A l'heure où les nouvelles séries de bande dessinées nous "racontent" le quotidien des pompiers, des fonctionnaires, des profs, des moniteurs d'auto écoles, des avatars de Wow, etc, le tout avec un dessin interchangeable option coloriage photoshop, me voir proposer Quai d'Orsay : Chroniques diplomatiques m'a fait tiquer. Encore les coulisses d'une profession ? Certes, la diplomatie c'est plus classe que la moyenne, mais vais-je vraiment y trouver quelque chose de neuf ?
Le comparse @Ico restant cependant un excellent dealer d'objets de neuvième art, je me lance sur ses conseils. Résultat, deux lectures d'affilée en une soirée, avec de VRAIS fous rires et une sensation de lire une bande dessinée allant à contre-courant de toute la production actuelle.
L'histoire débute alors qu'Arthur Vlaminck, un jeunot encore peu au fait des codes du vénérable panier de crabes qu'est le ministère des affaires étrangères se fait embaucher par Alexandre Taillard de Vorms, ministre en place, pour rejoindre son équipe commando, avec pour tâche le "Langage". Comprenez les discours. LE discours qui pourra le faire passer à la postérité et redéfinir la diplomatie moderne.
Sur la forme, le dessin, quoique surprenant au début par son côté instable et faussement brouillon, s'adapte parfaitement à la galerie de personnages mise en place. Les faciès et mimiques s'enchaînent, notre héros étant particulièrement doué dans le mimétisme quand il raconte ce qu'il vit au ministère. Le tout est vivace, avare de détails pour privilégier le mouvement et incarner l'énergie du vrai personnage principal Alexandre Taillard de Vorms.
Cet Alexandre, un Dominique de Villepin qui ne porte pas son nom, est bien l'épicentre de l'album. Grand par la taille et par les mots, plus épris qu'imbu de lui même, lyrique et romantique, irresponsable et visionnaire à la fois, habité par un feu sacré auprès duquel il est le seul à pouvoir se réchauffer, ce personnage à la présence d'un condor survolté, affublé d'un VLON qui en tous lieux d'une case le précède. A coups de Tchac tchac et de stabiloboss, il martyrise une équipe toujours en retard, enthousiaste et résignée à la fois par cette perception mouvante du monde qu'il traine derrière lui. Son passage évoquant Tintin à la rescousse de la structure d'un bon discours reste le summum de son epicness.
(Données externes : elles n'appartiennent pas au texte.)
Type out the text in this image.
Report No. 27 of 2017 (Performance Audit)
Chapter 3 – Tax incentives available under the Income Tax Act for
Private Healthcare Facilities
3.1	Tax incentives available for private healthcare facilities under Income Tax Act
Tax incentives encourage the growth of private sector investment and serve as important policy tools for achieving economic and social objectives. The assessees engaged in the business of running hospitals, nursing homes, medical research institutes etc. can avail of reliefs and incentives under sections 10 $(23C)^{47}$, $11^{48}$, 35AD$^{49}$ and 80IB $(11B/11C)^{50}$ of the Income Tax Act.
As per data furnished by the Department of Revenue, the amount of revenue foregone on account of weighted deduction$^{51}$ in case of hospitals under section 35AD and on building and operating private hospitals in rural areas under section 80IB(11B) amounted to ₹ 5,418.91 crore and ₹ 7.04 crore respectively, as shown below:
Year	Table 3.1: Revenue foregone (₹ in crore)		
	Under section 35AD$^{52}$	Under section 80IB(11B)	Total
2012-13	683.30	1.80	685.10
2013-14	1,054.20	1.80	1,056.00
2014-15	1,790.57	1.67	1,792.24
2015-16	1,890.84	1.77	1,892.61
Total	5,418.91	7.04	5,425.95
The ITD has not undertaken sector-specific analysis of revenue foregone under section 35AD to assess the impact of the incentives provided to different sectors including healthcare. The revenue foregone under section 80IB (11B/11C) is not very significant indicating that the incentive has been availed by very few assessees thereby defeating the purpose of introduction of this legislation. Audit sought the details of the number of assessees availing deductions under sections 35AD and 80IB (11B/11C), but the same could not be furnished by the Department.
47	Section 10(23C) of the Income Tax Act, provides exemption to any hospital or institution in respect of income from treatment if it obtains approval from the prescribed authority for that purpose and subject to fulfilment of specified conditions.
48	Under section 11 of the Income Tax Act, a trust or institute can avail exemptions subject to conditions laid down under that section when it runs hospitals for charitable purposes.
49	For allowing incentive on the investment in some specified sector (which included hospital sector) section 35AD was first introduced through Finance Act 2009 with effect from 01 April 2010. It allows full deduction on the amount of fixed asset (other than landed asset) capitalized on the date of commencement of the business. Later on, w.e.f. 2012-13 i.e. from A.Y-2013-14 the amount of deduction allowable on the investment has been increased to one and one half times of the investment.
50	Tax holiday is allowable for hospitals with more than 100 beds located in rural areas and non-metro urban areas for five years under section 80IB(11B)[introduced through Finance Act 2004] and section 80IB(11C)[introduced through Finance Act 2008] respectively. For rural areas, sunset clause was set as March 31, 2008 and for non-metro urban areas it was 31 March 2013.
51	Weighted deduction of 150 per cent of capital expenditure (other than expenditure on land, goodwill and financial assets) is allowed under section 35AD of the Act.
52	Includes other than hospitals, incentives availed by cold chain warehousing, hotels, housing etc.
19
S'il fallait faire un reproche à cette bande dessinée, ce serait ce choix un peu curieux de mélanger réel et fiction dans les affaires du monde. Pourquoi parler du 11 septembre et dessiner Bush d'un côté, parler d'une crise du Royaume de Lousdem de l'autre ? Le personnage Taillard de Vorms étant Dominique de Villepin, le suspens est-il déjà mort où le scénario va-t-il dévier et surprendre ? Bref, chronique ou fiction ? C'est un défaut minime et bien fichu d'une certaine manière, puisqu'il me faut me procurer rapidement le second tome pour trouver ma réponse.
Une écriture fine et hilarante, un dessin aux petits oignons. Une belle surprise.
A noter que le tome 2 surpasse cet opus. Donc courrez.